Photo courtesy of Mary Kathrine White Moursund
Bill said he would never want to be in a drought situation, but he’s afraid we might be headed in that direction now. “Drought is something I dealt with in 2011,” said Bill, “and it affects your psychic, it really does. You get to the point where you think it may never rain again, and it will mess with your mind.” Bill has had a plan on the back burner to build a water system for the cattle. I asked him if he had a plan to move forward with that and he laughed and said, “Funny you should ask, I think it just got bumped to the front of the list with the lack of rain we’re having.

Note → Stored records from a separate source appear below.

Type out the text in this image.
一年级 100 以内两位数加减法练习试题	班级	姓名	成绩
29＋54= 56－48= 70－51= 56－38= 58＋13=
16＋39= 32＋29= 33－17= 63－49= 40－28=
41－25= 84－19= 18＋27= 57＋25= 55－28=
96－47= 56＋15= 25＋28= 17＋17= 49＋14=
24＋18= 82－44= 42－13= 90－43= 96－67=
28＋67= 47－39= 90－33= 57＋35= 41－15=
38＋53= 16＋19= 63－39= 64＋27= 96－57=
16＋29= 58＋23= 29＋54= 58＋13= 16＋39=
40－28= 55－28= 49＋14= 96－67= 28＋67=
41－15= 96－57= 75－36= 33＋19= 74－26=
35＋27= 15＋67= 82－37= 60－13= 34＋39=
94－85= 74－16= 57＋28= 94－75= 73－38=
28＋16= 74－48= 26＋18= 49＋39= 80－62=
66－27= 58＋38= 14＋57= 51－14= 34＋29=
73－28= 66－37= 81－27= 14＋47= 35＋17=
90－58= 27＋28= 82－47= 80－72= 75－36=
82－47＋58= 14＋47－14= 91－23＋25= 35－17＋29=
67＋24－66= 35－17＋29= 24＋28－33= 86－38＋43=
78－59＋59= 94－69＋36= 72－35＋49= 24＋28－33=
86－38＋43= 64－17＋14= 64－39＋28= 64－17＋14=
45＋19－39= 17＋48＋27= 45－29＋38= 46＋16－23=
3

There’s a water line that runs from Winnie to Bolivar that comes off the Neches River.” Bill said. “I had a deal with the Lower Neches Valley Authority where I could tap into the line, but I have to do some figuring to see if it will be cost effective. I’d have to run lines and have storage of some sort built”
“One of the greatest blessings is I’ve had a lot of help from a lot of different people, older people, great role models. My dad, unfortunately, wasn’t around long enough. I learned a lot from him, I just wish he’d been here longer,” Bill said sadly, “I was fortunate to have the help of my brothers and sisters once he was gone and I’ve learned a lot from friends of his that made a big difference in me as a person and kind of how I look at life.”
“The thing that always got me was looking at those scrapbooks,” Bill said misty-eyed. “It gave me a sense of belonging, a sense of purpose.”